The kitchen was dark. The snow was falling again. He wanted to turn on the lights. In fact, he wanted to turn them on everywhere, to fill the house with light. But he didn’t move. He stood very still in the kitchen, looking out through the French doors over the back garden, watching the snow melt as it struck the surface of the pool. A rim of ice had formed around the edges of the blue water. He saw it glistening and he thought how cold that water must be, so awfully hurtfully cold.

Cold like the Pacific on that summer Sunday when he’d been standing there, empty and slightly afraid. The path from that moment seemed infinitely long. And it was as if all energy or will had left him now, and the cold room held him prisoner, and he could not move a finger to make himself comfortable or safe or warm.

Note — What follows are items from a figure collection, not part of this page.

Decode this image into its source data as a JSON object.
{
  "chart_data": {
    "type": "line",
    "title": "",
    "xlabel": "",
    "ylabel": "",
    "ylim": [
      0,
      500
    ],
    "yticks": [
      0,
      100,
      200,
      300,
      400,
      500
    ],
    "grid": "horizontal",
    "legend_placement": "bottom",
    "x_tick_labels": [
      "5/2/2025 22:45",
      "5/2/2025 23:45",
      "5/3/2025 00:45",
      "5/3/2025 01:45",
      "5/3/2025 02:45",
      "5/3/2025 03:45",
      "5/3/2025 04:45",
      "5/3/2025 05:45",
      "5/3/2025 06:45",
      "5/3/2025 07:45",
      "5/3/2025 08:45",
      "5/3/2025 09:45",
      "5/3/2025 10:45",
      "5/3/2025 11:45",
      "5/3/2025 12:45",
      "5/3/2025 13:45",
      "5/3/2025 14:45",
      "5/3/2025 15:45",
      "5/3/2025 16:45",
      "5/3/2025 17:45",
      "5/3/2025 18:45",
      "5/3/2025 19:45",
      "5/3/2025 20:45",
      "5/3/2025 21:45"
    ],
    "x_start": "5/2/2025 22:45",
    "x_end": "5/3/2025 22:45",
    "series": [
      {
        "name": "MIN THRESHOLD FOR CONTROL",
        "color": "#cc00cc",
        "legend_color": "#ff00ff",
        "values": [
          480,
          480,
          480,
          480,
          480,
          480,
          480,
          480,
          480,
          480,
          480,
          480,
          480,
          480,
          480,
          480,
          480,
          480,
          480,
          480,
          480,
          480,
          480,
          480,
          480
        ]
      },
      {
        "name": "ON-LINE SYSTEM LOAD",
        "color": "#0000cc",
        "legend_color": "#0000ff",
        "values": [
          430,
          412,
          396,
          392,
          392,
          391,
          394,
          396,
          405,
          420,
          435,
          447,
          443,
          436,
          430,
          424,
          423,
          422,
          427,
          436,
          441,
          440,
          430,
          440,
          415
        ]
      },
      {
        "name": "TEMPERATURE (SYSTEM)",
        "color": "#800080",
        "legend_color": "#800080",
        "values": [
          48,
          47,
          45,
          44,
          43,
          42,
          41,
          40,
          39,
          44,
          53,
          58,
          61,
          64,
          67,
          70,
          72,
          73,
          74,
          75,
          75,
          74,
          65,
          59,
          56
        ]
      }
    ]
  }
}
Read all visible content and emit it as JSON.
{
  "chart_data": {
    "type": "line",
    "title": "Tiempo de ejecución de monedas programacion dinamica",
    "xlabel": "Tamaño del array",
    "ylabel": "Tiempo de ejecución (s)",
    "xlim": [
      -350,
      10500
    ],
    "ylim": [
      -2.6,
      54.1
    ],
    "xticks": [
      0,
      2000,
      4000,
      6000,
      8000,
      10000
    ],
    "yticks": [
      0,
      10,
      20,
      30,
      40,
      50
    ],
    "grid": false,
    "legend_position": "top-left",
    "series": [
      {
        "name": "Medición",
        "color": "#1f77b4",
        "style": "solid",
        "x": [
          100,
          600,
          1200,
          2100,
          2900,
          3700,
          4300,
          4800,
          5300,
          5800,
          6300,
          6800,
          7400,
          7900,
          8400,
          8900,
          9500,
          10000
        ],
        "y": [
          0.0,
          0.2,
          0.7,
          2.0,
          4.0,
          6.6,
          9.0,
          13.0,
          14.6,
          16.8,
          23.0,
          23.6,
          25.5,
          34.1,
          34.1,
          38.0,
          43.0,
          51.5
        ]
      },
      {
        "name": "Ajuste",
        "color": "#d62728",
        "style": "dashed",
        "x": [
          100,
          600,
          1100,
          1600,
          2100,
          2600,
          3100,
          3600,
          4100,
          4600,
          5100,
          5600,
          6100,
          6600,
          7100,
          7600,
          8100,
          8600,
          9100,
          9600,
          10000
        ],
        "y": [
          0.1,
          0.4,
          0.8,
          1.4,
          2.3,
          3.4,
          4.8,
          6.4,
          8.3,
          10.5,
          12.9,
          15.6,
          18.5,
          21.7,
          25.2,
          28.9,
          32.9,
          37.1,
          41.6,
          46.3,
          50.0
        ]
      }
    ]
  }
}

A long time passed. He sat down at the table, lighted a cigarette and watched the darkness come down. The snow had stopped, but the ground was covered in a fresh clean whiteness again.

Time to do something, time to begin the dinner. He knew it, yet he couldn’t move. He smoked another cigarette, comforted by the sight of the tiny burning red flame, and then as he crushed it out, he merely sat still, doing nothing, the way he had for hours in his room on Liberty Street, drifting in and out of a silent panic, unable to think or move.

He didn’t know how long he sat there. But at some time or other, the pool lights came on, shining brilliantly up through the blackness of the night, making a great piece of blue glass of the pool. The dark foliage came alive around it, spattered with the whiteness. And the ground took on a ghostly lunar glow.

He wasn’t alone. He knew it, and as the knowledge penetrated, he realized he had only to turn his head and see her standing there, in the far doorway to the pantry, with her arms folded, her head and shoulders outlined against the pale cabinets behind her, her breath making only the smallest, the most subtle sound.

This was the purest dread he’d ever known. He stood up, slipped the pack of cigarettes into his pocket, and when he looked up she was gone.

He went after her, moving swiftly through the darkened dining room and into the hallway again, and then he saw her all the way at the far end, in the light from the tree, standing against the high white front door.

He saw the keyhole shape perfect and distinct around her, and how small she looked in it, and as he came closer and closer, her stillness shocked him. He was terrified of what he’d see when he finally drew close enough to make out the features of her face in the airy dark.

But it wasn’t that awful marble face he’d seen last night. She was merely looking at him, and the soft colored illumination from the tree filled her eyes with dim reflected light.